One of his successes was the work he did as a special commissioner on the question of the Polish and Hungarian refugees who rebelled against and fled from the Russian and Austrian authorities in 1850. He did not allow the refugees to be extradited and, instead, helped them settle in various parts of the Ottoman territory.
Ahmet Vefik also worked to strengthen the relationship between Romania and the Ottoman Empire. The Romanians needed help from the Ottoman side so that the Russian occupiers would leave Romania. As a young diplomat, Ahmet Vefik did his best to achieve this outcome. The Romanians loved him for this, and his success helped him win the praise of Sultan Abdülmecid.
Ahmet Vefik was assigned as the Tehran ambassador of the empire in 1851, before being chosen by Mustafa Reşit Pasha, who became the grand vizier in that period, as the minister of justice in 1857. He was also a member of the Meclis-i Vala-yı Ahkam-ı Adliye (Supreme Council for Judiciary), where he would return every time he was dismissed from another post. Ahmet Vefik was a member of the Encümen-i Daniş, the first Ottoman science academy, as well, which showed his high position among Ottoman intellectuals and bureaucrats.
Ahmet Vefik also served as the Paris ambassador, minister of royal foundations, chief exchequer, grand vizier’s chief-of-staff, minister of education, Bursa governor, Edirne governor and, finally, as grand vizier – though only for three days – during the Abdülhamid II era. He retired in 1865, which was a dismissal pushed by his rivals. After six years of dismissal and solitude during the Abdülaziz era, Ahmet Vefik returned to the job as the rüsumat emini, or head of tax collectors, in 1871. He came to prominence again after Abdülhamid II was throned, and he worked until 1882.
Ahmet Vefik’s writing career consists of two major segments. The first segment includes his translations and adaptations from the plays of Jean-Baptiste Poquelin, better known as Moliere. He translated six plays of the French author while the number of his adaptations was much greater. Ahmet Vefik has been saluted for being one of the pioneers of a Western-style yet somehow original Turkish drama art. He provided the Turkish drama with 16 plays translated or adapted from Moliere, and some of these were staged.
We know that Ahmet Vefik translated authors other than Moliere, too. Unfortunately, copies of those translations are missing. All that remains is the Turkish translation of “Le Tueur de Lions” (“The Lion Killer”) by Lambert Thiboust and Ernest Lehmann. Ahmet Vefik is said to have translated some works of William Shakespeare and Friedrich Schiller though there is no longer any material proof of that.
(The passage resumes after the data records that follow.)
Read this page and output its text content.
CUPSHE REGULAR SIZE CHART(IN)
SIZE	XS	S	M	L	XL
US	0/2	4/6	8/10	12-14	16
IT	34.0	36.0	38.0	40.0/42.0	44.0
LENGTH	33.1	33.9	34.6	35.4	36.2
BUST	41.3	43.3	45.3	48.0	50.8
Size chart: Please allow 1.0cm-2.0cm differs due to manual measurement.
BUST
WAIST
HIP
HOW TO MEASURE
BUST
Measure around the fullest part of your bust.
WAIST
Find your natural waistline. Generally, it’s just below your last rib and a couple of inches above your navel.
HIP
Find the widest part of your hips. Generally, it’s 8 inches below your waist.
Ahmet Vefik Pasha was one of the earliest pioneers of Turkish nationalism (Turkism) and the Turkology discipline. He authored various books on Turkish history, language and culture. During his dismissal years in the late 1860s, he wrote a special textbook of Turkish history for the military schools, namely “Fezleke-i Tarih-i Osmani” (“Summarized Ottoman History”). “Türki Durub-i Emsal” (“Turkish Idioms”) was written in the same years.
His masterpiece, “Lehçe-i Osmani” (“The Ottoman Dialect”), was the first example of a modern Turkish dictionary. This study helped him to be assigned as the Turkish-Tatar representative at the Conference of Orientalists held in Petersburg in 1876.
Ahmet Vefik defended simplicity in writing. He also supported that the written language should be closer to the everyday speech of the ordinary people, which would be one of the pillars of the National Literature movement and Turkism after the 1908 revolution.
Ahmet Vefik Pasha died on April 1, 1891, in Istanbul. His grave is in the Kayalar Cemetery at Rumelihisarı, on the European side of the Bosporus.